13. Recoupment. Participant acknowledges that any incentive-based compensation received by Participant from the Company hereunder or otherwise (including any proceeds realized from any exercise of an option and/or sale of the Shares underlying such option) shall be subject to recovery by the Company in the circumstances and manner provided in any recoupment policy that may be adopted or implemented by the Company and in effect from time to time on or after the date hereof, and Participant shall effectuate any such recovery at such time and in such manner as the Company may specify. As used herein the “recoupment policy” means and includes any policy of the type contemplated by Section 10D of the Securities Exchange Act of 1934, as amended, any rules or regulations of the Securities and Exchange Commission adopted pursuant thereto, or any related rules or listing standards of any national securities exchange or national securities association applicable to the Company.
14. Notices. Notices given hereunder shall be deemed to have been duly given on the date of personal delivery or on the date of postmark if mailed by certified or registered mail, return receipt requested, to the party being notified at his, her or its address specified on the signature page hereto or such other address as the addressee may subsequently notify the other parties of in writing.

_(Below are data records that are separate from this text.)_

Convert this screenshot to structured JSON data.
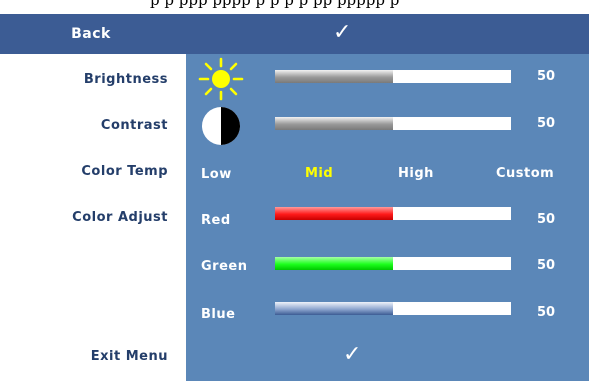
{
  "top_fragment": "p     p  ppp  pppp   p  p  p  p  pp  ppppp p",
  "back_label": "Back",
  "check_glyph": "✓",
  "rows": {
    "brightness": {
      "label": "Brightness",
      "value": "50",
      "level": 0.5,
      "icon": "sun-icon"
    },
    "contrast": {
      "label": "Contrast",
      "value": "50",
      "level": 0.5,
      "icon": "contrast-icon"
    }
  },
  "color_temp": {
    "label": "Color Temp",
    "options": [
      "Low",
      "Mid",
      "High",
      "Custom"
    ],
    "selected": "Mid",
    "selected_color": "#ffff00"
  },
  "color_adjust": {
    "label": "Color Adjust",
    "channels": [
      {
        "label": "Red",
        "value": "50",
        "level": 0.5,
        "color": "#ff2020"
      },
      {
        "label": "Green",
        "value": "50",
        "level": 0.5,
        "color": "#20ff20"
      },
      {
        "label": "Blue",
        "value": "50",
        "level": 0.5,
        "color": "#3c5c94"
      }
    ]
  },
  "exit_label": "Exit Menu",
  "colors": {
    "header_bar": "#3c5c94",
    "panel": "#5b87b8",
    "label_text": "#243e6a"
  }
}
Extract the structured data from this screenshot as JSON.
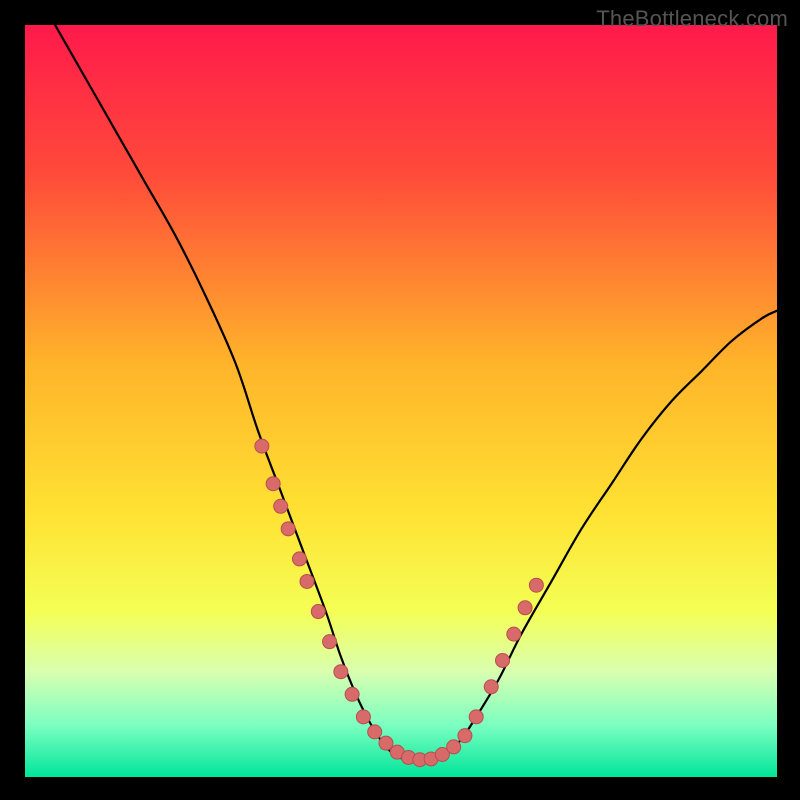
{
  "watermark": "TheBottleneck.com",
  "chart_data": {
    "type": "line",
    "title": "",
    "xlabel": "",
    "ylabel": "",
    "xlim": [
      0,
      100
    ],
    "ylim": [
      0,
      100
    ],
    "gradient_stops": [
      {
        "offset": 0,
        "color": "#ff1a4b"
      },
      {
        "offset": 20,
        "color": "#ff4b3a"
      },
      {
        "offset": 45,
        "color": "#ffb42a"
      },
      {
        "offset": 65,
        "color": "#ffe233"
      },
      {
        "offset": 78,
        "color": "#f4ff55"
      },
      {
        "offset": 86,
        "color": "#d9ffb0"
      },
      {
        "offset": 93,
        "color": "#7dffc1"
      },
      {
        "offset": 100,
        "color": "#00e59a"
      }
    ],
    "series": [
      {
        "name": "bottleneck-curve",
        "x": [
          4,
          8,
          12,
          16,
          20,
          24,
          28,
          31,
          34,
          37,
          40,
          42,
          44,
          46,
          48,
          50,
          52,
          54,
          56,
          58,
          60,
          63,
          66,
          70,
          74,
          78,
          82,
          86,
          90,
          94,
          98,
          100
        ],
        "y": [
          100,
          93,
          86,
          79,
          72,
          64,
          55,
          46,
          38,
          30,
          22,
          16,
          11,
          7,
          4,
          2.5,
          2,
          2.2,
          3,
          5,
          8,
          13,
          19,
          26,
          33,
          39,
          45,
          50,
          54,
          58,
          61,
          62
        ]
      }
    ],
    "markers": [
      {
        "x": 31.5,
        "y": 44
      },
      {
        "x": 33.0,
        "y": 39
      },
      {
        "x": 34.0,
        "y": 36
      },
      {
        "x": 35.0,
        "y": 33
      },
      {
        "x": 36.5,
        "y": 29
      },
      {
        "x": 37.5,
        "y": 26
      },
      {
        "x": 39.0,
        "y": 22
      },
      {
        "x": 40.5,
        "y": 18
      },
      {
        "x": 42.0,
        "y": 14
      },
      {
        "x": 43.5,
        "y": 11
      },
      {
        "x": 45.0,
        "y": 8
      },
      {
        "x": 46.5,
        "y": 6
      },
      {
        "x": 48.0,
        "y": 4.5
      },
      {
        "x": 49.5,
        "y": 3.3
      },
      {
        "x": 51.0,
        "y": 2.6
      },
      {
        "x": 52.5,
        "y": 2.3
      },
      {
        "x": 54.0,
        "y": 2.4
      },
      {
        "x": 55.5,
        "y": 3.0
      },
      {
        "x": 57.0,
        "y": 4.0
      },
      {
        "x": 58.5,
        "y": 5.5
      },
      {
        "x": 60.0,
        "y": 8.0
      },
      {
        "x": 62.0,
        "y": 12.0
      },
      {
        "x": 63.5,
        "y": 15.5
      },
      {
        "x": 65.0,
        "y": 19.0
      },
      {
        "x": 66.5,
        "y": 22.5
      },
      {
        "x": 68.0,
        "y": 25.5
      }
    ],
    "marker_style": {
      "radius_px": 7,
      "fill": "#d96a6a",
      "stroke": "#b74e4e"
    }
  }
}
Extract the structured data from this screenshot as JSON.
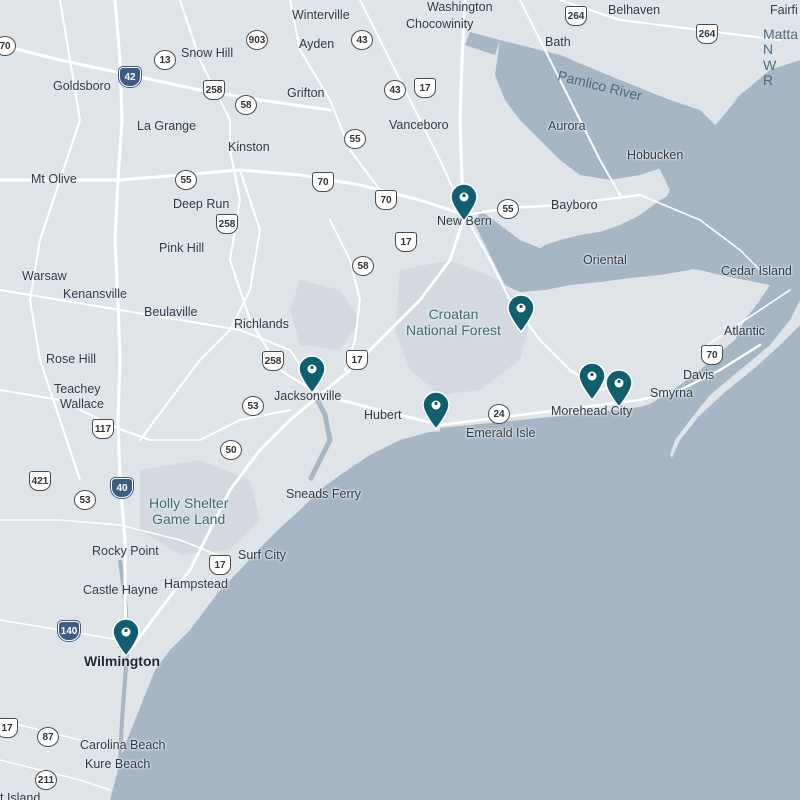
{
  "labels": {
    "winterville": "Winterville",
    "washington": "Washington",
    "chocowinity": "Chocowinity",
    "belhaven": "Belhaven",
    "fairfield": "Fairfi",
    "mattamuskeet": "Matta\nN\nW\nR",
    "snow_hill": "Snow Hill",
    "ayden": "Ayden",
    "bath": "Bath",
    "pamlico_river": "Pamlico River",
    "goldsboro": "Goldsboro",
    "grifton": "Grifton",
    "la_grange": "La Grange",
    "vanceboro": "Vanceboro",
    "aurora": "Aurora",
    "kinston": "Kinston",
    "hobucken": "Hobucken",
    "mt_olive": "Mt Olive",
    "deep_run": "Deep Run",
    "new_bern": "New Bern",
    "bayboro": "Bayboro",
    "pink_hill": "Pink Hill",
    "oriental": "Oriental",
    "warsaw": "Warsaw",
    "cedar_island": "Cedar Island",
    "kenansville": "Kenansville",
    "beulaville": "Beulaville",
    "richlands": "Richlands",
    "croatan": "Croatan\nNational Forest",
    "atlantic": "Atlantic",
    "rose_hill": "Rose Hill",
    "teachey": "Teachey",
    "wallace": "Wallace",
    "jacksonville": "Jacksonville",
    "davis": "Davis",
    "smyrna": "Smyrna",
    "hubert": "Hubert",
    "morehead_city": "Morehead City",
    "emerald_isle": "Emerald Isle",
    "holly_shelter": "Holly Shelter\nGame Land",
    "sneads_ferry": "Sneads Ferry",
    "rocky_point": "Rocky Point",
    "surf_city": "Surf City",
    "hampstead": "Hampstead",
    "castle_hayne": "Castle Hayne",
    "wilmington": "Wilmington",
    "carolina_beach": "Carolina Beach",
    "kure_beach": "Kure Beach",
    "bald_island": "t Island"
  },
  "shields": {
    "s70_top": "70",
    "s13": "13",
    "s903": "903",
    "s43_top": "43",
    "s264_a": "264",
    "s264_b": "264",
    "s42": "42",
    "s258_a": "258",
    "s58_a": "58",
    "s43_b": "43",
    "s17_a": "17",
    "s55_a": "55",
    "s55_b": "55",
    "s70_b": "70",
    "s70_c": "70",
    "s55_c": "55",
    "s258_b": "258",
    "s17_b": "17",
    "s58_b": "58",
    "s258_c": "258",
    "s17_c": "17",
    "s53_a": "53",
    "s24": "24",
    "s70_d": "70",
    "s117": "117",
    "s50": "50",
    "s421": "421",
    "s40": "40",
    "s53_b": "53",
    "s17_d": "17",
    "s140": "140",
    "s17_e": "17",
    "s87": "87",
    "s211": "211"
  },
  "markers": [
    {
      "name": "New Bern"
    },
    {
      "name": "Croatan National Forest"
    },
    {
      "name": "Jacksonville"
    },
    {
      "name": "Hubert"
    },
    {
      "name": "Morehead City west"
    },
    {
      "name": "Morehead City east"
    },
    {
      "name": "Wilmington"
    }
  ],
  "colors": {
    "land": "#dfe4e9",
    "water": "#a6b6c5",
    "marker": "#0f5f6e",
    "road": "#ffffff"
  }
}
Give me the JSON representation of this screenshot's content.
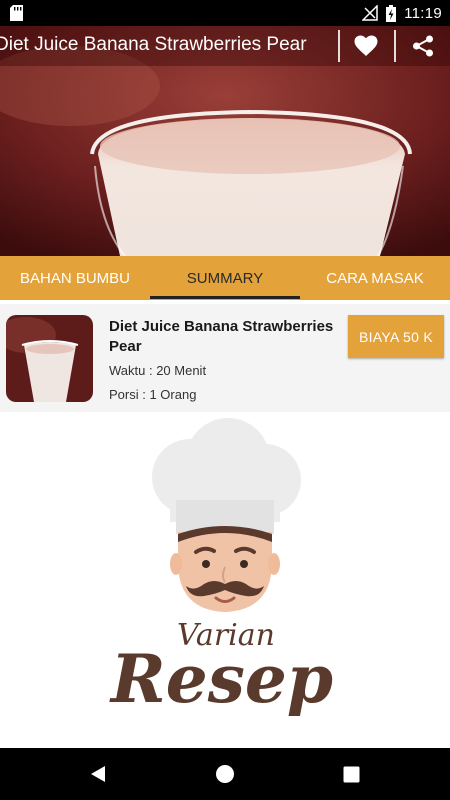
{
  "status_bar": {
    "time": "11:19",
    "icons": [
      "sd-card-icon",
      "signal-off-icon",
      "battery-charging-icon"
    ]
  },
  "app_bar": {
    "title": "Diet Juice Banana Strawberries Pear",
    "icons": [
      "heart-icon",
      "share-icon"
    ]
  },
  "tabs": [
    {
      "label": "BAHAN BUMBU",
      "active": false
    },
    {
      "label": "SUMMARY",
      "active": true
    },
    {
      "label": "CARA MASAK",
      "active": false
    }
  ],
  "summary": {
    "title": "Diet Juice Banana Strawberries Pear",
    "time": "Waktu : 20 Menit",
    "servings": "Porsi : 1 Orang",
    "cost_label": "BIAYA 50 K"
  },
  "logo": {
    "line1": "Varian",
    "line2": "Resep"
  },
  "nav_bar": {
    "icons": [
      "back-icon",
      "home-icon",
      "recents-icon"
    ]
  },
  "colors": {
    "accent": "#e4a23b",
    "logo_brown": "#5a3a2c"
  }
}
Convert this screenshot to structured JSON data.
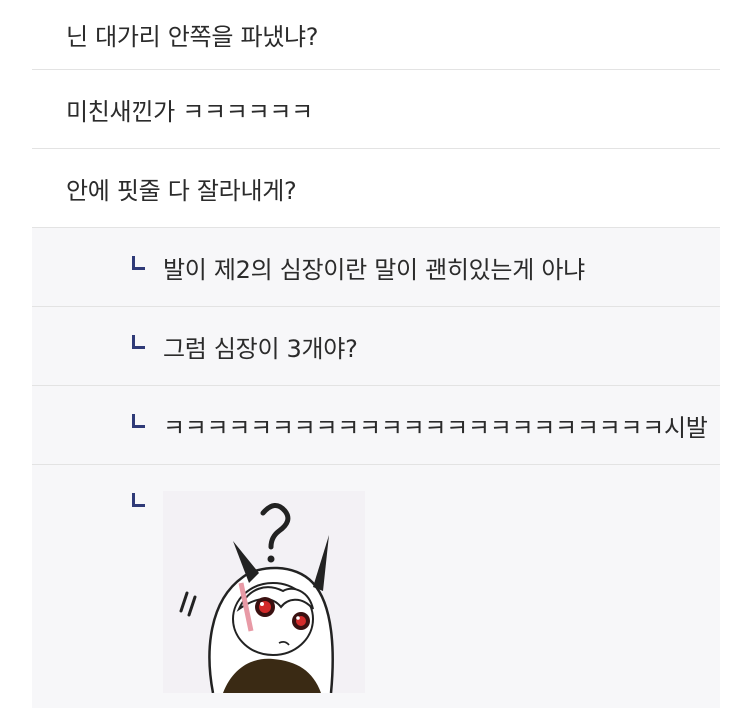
{
  "comments": [
    {
      "text": "닌 대가리 안쪽을 파냈냐?"
    },
    {
      "text": "미친새낀가 ㅋㅋㅋㅋㅋㅋ"
    },
    {
      "text": "안에 핏줄 다 잘라내게?"
    }
  ],
  "replies": [
    {
      "text": "발이 제2의 심장이란 말이 괜히있는게 아냐"
    },
    {
      "text": "그럼 심장이 3개야?"
    },
    {
      "text": "ㅋㅋㅋㅋㅋㅋㅋㅋㅋㅋㅋㅋㅋㅋㅋㅋㅋㅋㅋㅋㅋㅋㅋ시발"
    }
  ],
  "sticker": {
    "description_icon": "confused-anime-girl-sticker"
  },
  "colors": {
    "reply_arrow": "#2f3a78",
    "reply_bg": "#f7f7f9",
    "divider": "#e3e3e3"
  }
}
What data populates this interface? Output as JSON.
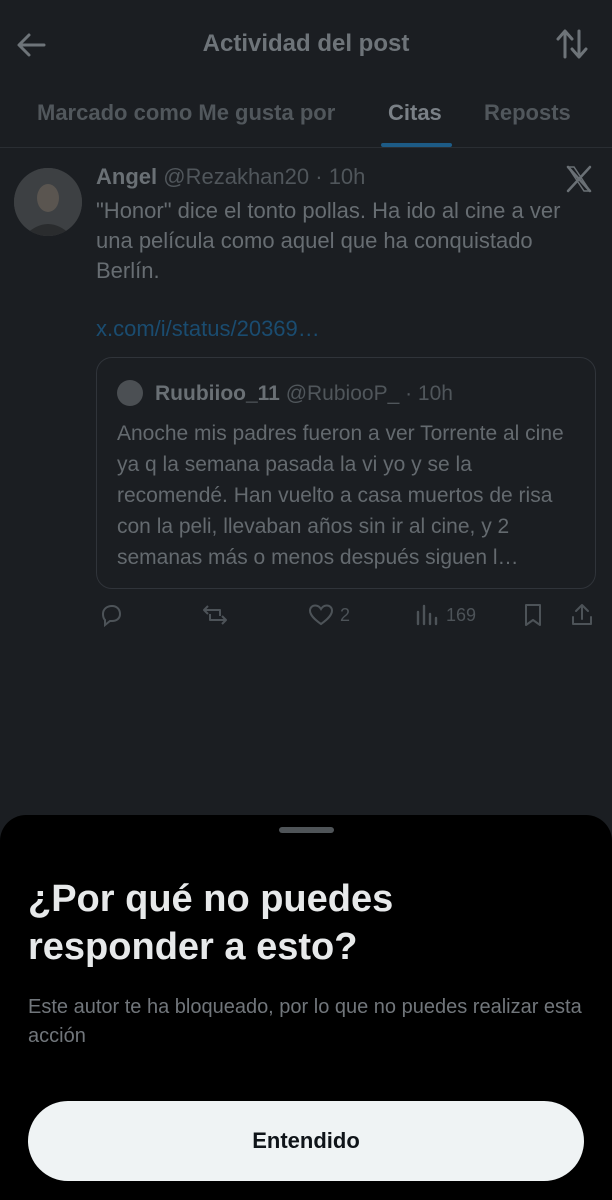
{
  "header": {
    "title": "Actividad del post",
    "back_icon": "arrow-left-icon",
    "sort_icon": "sort-arrows-icon"
  },
  "tabs": [
    {
      "label": "Marcado como Me gusta por",
      "active": false
    },
    {
      "label": "Citas",
      "active": true
    },
    {
      "label": "Reposts",
      "active": false
    }
  ],
  "post": {
    "author": "Angel",
    "handle": "@Rezakhan20",
    "time": "· 10h",
    "text": "\"Honor\" dice el tonto pollas. Ha ido al cine a ver una película como aquel que ha conquistado Berlín.",
    "link": "x.com/i/status/20369…",
    "quote": {
      "author": "Ruubiioo_11",
      "handle": "@RubiooP_",
      "time": "· 10h",
      "text": "Anoche mis padres fueron a ver Torrente al cine ya q la semana pasada la vi yo y se la recomendé. Han vuelto a casa muertos de risa con la peli, llevaban años sin ir al cine, y 2 semanas más o menos después siguen l…"
    },
    "actions": {
      "likes": "2",
      "views": "169"
    }
  },
  "sheet": {
    "title": "¿Por qué no puedes responder a esto?",
    "description": "Este autor te ha bloqueado, por lo que no puedes realizar esta acción",
    "button": "Entendido"
  },
  "colors": {
    "background": "#1b1e22",
    "sheet": "#000000",
    "link": "#1d9bf0",
    "button": "#eff3f4"
  }
}
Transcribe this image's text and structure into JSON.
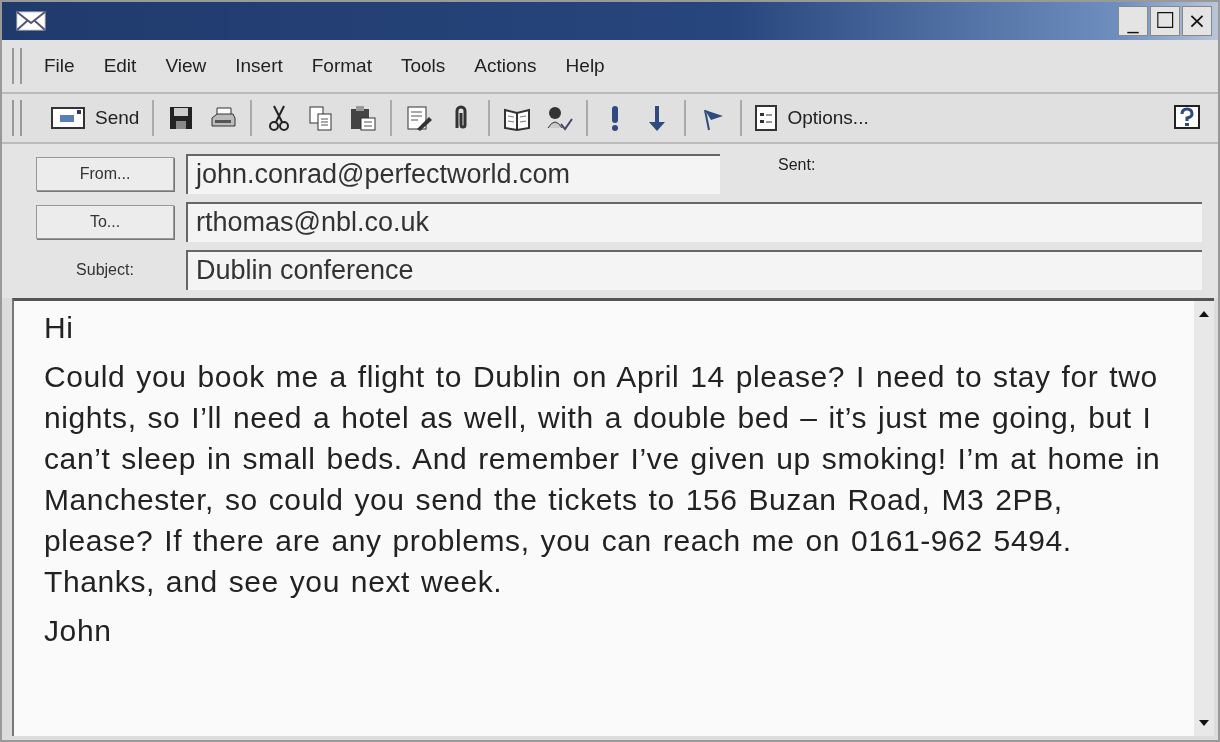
{
  "window": {
    "title_buttons": [
      "_",
      "☐",
      "×"
    ]
  },
  "menu": [
    "File",
    "Edit",
    "View",
    "Insert",
    "Format",
    "Tools",
    "Actions",
    "Help"
  ],
  "toolbar": {
    "send_label": "Send",
    "options_label": "Options..."
  },
  "header": {
    "from_button": "From...",
    "from_value": "john.conrad@perfectworld.com",
    "sent_label": "Sent:",
    "to_button": "To...",
    "to_value": "rthomas@nbl.co.uk",
    "subject_label": "Subject:",
    "subject_value": "Dublin conference"
  },
  "body": [
    "Hi",
    "Could you book me a flight to Dublin on April 14 please? I need to stay for two nights, so I’ll need a hotel as well, with a double bed – it’s just me going, but I can’t sleep in small beds. And remember I’ve given up smoking! I’m at home in Manchester, so could you send the tickets to 156 Buzan Road, M3 2PB, please? If there are any problems, you can reach me on 0161-962 5494. Thanks, and see you next week.",
    "John"
  ]
}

15. Entire Agreement and Amendments. This Agreement constitutes the entire agreement of the parties with respect to the subject matter hereof and neither this Agreement nor any provision hereof may be waived, modified, amended or terminated except by a written agreement signed by the parties hereto. No waiver of any breach or default hereunder shall be considered valid unless in writing, and no such waiver shall be deemed a waiver of any subsequent breach or default of the same or similar nature.
16. Governing Law; Successors and Assigns. This Agreement shall be governed by the internal laws of the State of Delaware without giving effect to the conflicts of laws principles thereof and, except as otherwise provided herein, shall be binding upon the heirs, personal representatives, executors, administrators, successors and assigns of the parties.
17. Severability. If any provision of this Agreement shall be held to be illegal, invalid or unenforceable, such illegality, invalidity or unenforceability shall attach only to such provision and shall not in any manner affect or render illegal, invalid or unenforceable any other provision of this Agreement, and this Agreement shall be carried out as if any such illegal, invalid or unenforceable provision were not contained herein.
18. Captions. Captions are for convenience only and are not deemed to be part of this Agreement.
19. Counterparts. This Agreement may be executed in two or more counterparts, each of which shall be deemed an original, but all of which together shall constitute one and the same instrument.
IN WITNESS WHEREOF, this Agreement has been executed as of the date and year first above written.